The Agriculture (Retained EU Law and Data) (Scotland) Bill has passed its final stage in the Scottish Parliament.
After its stage 3 debate, which included a number of divisions as opposition parties sought to shape its purposes further, MSPs unanimously backed the bill, which enables Scottish ministers to ensure that the Common Agricultural Policy (CAP) can continue beyond the end of this year, and make improvements to the scheme following the end of the Brexit transition phase.
It also improves the legal basis for collecting information about the agri-food supply chain and activities relating to agriculture.

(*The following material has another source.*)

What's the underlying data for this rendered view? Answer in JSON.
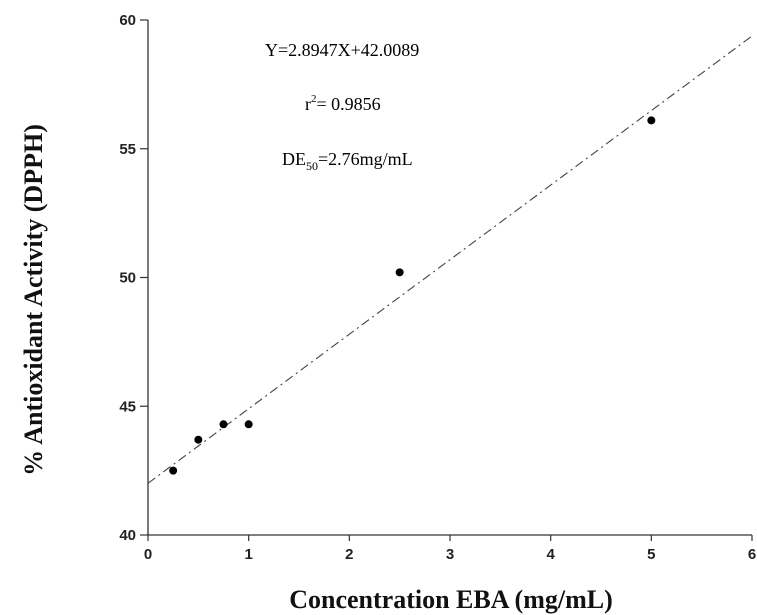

Although the EU CAP will cease to apply, the existing CAP architecture and rules will be transferred into domestic law, via the EU (Withdrawal) Act 2018 and the Direct Payments to Farmers (Legislative Continuity) Act 2020. The present bill allows ministers to modify that retained EU law.
Work is underway to ensure the necessary secondary legislation is in place for those schemes to be available in 2021. Ministers intend to provide farmers, crofters, foresters, rural businesses and rural communities as much stability and security as possible, especially in the wake of COVID-19.
Rural Economy Secretary Fergus Ewing commented: "This bill puts in place the legal framework to allow us to take action to streamline, simplify and free up resources to pilot and test activities likely to feature in a future farming and rural support policy beyond 2024.
"The ongoing uncertainty of Brexit and the impact of coronavirus show how important it is to give our farmers and crofters financial stability in the next few years. This Bill is the first step to ensure that we secure the ability to continue to operate CAP schemes from 2021 – this includes the Less Favoured Area Support Scheme, Knowledge Transfer and Innovation and Small Farmers Grant Scheme.
"The Bill also provides Scotland with the opportunity to make the improvements that are tailored to suit our unique agricultural and rural needs. I am pleased this has the backing of the Scottish Parliament, allowing us to have these powers in place for 2021."